Market data supports this upward trajectory, with real-world asset value reaching approximately $26.6 billion as of March 26, excluding stablecoins.

New West, a Canadian oil firm, is pivoting its strategy to focus on compute by leveraging vertical integration of energy and BitcoinBTC-- mining.

The company is weighing a US IPO to fund this advanced computing pivot, viewing the US as an attractive market for tech companies.

This mirrors a broader trend where firms like Galaxy DigitalGLXY-- and Shopify are favoring the US market over Canada.

What Are the Implications for Market Structure and Liquidity?

The convergence of traditional finance and decentralized finance is moving from concept to implementation as real-world asset tokenization establishes a new foundation for global capital markets.

This development represents a critical inflection point, creating infrastructure capable of connecting regulated, asset-backed financial systems with blockchain-based liquidity and settlement networks.

Historically, TradFi and DeFi operated in parallel, offering regulatory structure versus programmability and liquidity respectively.

RWA tokenization bridges this gap by allowing tangible assets to be represented, financed, and deployed on-chain.

Partnerships such as those between I-ON Digital, Instruxi, and RAAC illustrate emerging systems that connect asset origination, stablecoin issuance, and decentralized liquidity markets.

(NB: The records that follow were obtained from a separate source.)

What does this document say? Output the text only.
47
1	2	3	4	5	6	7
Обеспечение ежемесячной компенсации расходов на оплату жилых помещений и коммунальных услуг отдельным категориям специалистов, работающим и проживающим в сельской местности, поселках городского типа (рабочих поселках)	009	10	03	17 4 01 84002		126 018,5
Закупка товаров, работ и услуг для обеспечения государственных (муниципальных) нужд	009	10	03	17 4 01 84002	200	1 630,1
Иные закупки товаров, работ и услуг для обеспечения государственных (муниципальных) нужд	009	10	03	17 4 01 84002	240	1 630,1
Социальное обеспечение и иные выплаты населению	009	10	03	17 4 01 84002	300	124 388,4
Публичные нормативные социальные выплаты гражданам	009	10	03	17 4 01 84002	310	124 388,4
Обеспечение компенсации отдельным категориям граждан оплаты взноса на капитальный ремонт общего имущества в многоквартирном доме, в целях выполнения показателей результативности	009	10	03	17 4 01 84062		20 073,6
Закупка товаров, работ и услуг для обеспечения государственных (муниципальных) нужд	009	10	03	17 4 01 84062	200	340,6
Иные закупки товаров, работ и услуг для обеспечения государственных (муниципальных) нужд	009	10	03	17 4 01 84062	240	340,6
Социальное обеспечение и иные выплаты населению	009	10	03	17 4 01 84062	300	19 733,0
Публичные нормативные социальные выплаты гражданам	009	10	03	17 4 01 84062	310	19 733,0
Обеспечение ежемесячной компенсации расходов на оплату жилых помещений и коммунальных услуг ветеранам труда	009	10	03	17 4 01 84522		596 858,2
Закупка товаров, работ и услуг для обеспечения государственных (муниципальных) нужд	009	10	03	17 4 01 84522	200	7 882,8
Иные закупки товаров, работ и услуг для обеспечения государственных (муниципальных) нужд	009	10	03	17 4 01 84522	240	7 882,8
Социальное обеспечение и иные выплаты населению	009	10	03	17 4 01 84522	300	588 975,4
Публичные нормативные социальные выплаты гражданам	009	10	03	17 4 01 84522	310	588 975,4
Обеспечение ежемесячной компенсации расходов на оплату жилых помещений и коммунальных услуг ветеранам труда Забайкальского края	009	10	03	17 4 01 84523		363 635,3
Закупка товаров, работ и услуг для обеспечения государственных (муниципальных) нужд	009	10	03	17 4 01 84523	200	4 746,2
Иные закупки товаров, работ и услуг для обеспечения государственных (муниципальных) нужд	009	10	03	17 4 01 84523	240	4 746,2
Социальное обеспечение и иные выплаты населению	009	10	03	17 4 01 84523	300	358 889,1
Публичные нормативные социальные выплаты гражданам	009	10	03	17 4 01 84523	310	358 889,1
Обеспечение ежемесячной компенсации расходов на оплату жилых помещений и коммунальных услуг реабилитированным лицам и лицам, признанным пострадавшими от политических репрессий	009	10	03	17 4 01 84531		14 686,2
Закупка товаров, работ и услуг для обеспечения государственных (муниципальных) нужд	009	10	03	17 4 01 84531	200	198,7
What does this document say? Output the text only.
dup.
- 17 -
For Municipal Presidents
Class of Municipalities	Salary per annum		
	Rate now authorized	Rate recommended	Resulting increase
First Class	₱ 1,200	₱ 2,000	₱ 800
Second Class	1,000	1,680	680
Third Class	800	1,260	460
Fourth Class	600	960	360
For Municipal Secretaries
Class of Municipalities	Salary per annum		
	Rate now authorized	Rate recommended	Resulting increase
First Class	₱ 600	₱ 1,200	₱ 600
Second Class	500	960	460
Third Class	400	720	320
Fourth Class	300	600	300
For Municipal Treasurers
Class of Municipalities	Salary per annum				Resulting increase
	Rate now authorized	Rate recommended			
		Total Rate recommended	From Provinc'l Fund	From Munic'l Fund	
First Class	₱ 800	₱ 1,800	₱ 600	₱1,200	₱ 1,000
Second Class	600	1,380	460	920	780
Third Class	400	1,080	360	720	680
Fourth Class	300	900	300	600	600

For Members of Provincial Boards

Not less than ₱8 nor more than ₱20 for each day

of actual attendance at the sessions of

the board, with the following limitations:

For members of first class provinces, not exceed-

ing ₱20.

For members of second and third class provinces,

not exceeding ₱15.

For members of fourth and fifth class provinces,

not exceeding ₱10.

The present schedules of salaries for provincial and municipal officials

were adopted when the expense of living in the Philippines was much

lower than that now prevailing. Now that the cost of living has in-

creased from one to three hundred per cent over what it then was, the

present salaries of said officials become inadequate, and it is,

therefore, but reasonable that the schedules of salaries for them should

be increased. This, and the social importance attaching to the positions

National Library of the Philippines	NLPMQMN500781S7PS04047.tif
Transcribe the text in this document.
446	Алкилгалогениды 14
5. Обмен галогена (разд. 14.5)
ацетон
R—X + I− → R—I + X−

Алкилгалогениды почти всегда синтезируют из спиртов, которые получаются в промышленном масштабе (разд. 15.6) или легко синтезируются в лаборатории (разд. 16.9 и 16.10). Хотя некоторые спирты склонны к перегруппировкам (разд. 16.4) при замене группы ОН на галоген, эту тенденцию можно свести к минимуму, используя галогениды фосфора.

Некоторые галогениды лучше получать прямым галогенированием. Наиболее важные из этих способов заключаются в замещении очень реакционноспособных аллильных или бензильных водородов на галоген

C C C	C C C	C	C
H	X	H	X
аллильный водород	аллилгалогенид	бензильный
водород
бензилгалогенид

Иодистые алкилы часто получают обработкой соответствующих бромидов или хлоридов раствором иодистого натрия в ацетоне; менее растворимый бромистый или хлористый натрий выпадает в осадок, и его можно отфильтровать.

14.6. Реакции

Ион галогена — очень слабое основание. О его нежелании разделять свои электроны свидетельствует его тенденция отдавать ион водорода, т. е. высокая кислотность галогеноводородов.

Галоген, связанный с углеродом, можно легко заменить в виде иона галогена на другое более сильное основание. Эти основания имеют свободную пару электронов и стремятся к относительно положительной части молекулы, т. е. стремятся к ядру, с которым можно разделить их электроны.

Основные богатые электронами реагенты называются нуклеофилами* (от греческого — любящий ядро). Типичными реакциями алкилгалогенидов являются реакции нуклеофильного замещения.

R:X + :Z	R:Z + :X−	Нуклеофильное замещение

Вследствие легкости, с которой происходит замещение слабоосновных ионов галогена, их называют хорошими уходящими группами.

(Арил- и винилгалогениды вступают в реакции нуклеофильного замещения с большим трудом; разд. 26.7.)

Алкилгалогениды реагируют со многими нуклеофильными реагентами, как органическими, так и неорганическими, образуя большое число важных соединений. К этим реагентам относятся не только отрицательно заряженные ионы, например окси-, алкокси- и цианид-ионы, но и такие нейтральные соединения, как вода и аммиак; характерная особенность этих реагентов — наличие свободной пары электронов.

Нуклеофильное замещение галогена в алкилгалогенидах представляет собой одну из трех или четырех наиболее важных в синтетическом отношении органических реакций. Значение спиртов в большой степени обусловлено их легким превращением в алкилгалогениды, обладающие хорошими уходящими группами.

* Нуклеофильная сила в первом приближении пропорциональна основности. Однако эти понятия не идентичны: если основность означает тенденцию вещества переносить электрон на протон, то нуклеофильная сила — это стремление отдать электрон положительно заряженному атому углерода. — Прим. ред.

ICE, the parent company of the NYSE, made a strategic investment in crypto exchange OKX, valuing the latter at $25 billion.

Under the partnership, OKX's 120 million users would gain access to ICE's U.S. futures markets and NYSE tokenized equities, subject to regulatory approval.

The tokenized equity market reached a market cap of roughly $800 million and $1.8 billion in monthly volume as of early 2026.

MEXC and Ondo Finance are expanding their partnership to scale tokenized stock offerings, adding 19 new trading pairs with zero fees for the first 30 days.

This collaboration removes cost barriers and complexity for crypto traders accessing traditional US markets.

The dominant model for the decade ahead appears to be bridging old and new systems, allowing legacy exchanges to absorb blockchain technology gradually.

The transition introduces features such as fractional ownership, real-time collateral mobility, and cross-border accessibility, all contributing to broader liquidity and participation.

Wall Street isn't just exploring blockchain anymore; it is migrating to it, driven by the need to reduce intermediary costs and enable atomic settlement.

AI Writing Agent that follows the momentum behind crypto’s growth. Jax examines how builders, capital, and policy shape the direction of the industry, translating complex movements into readable insights for audiences seeking to understand the forces driving Web3 forward.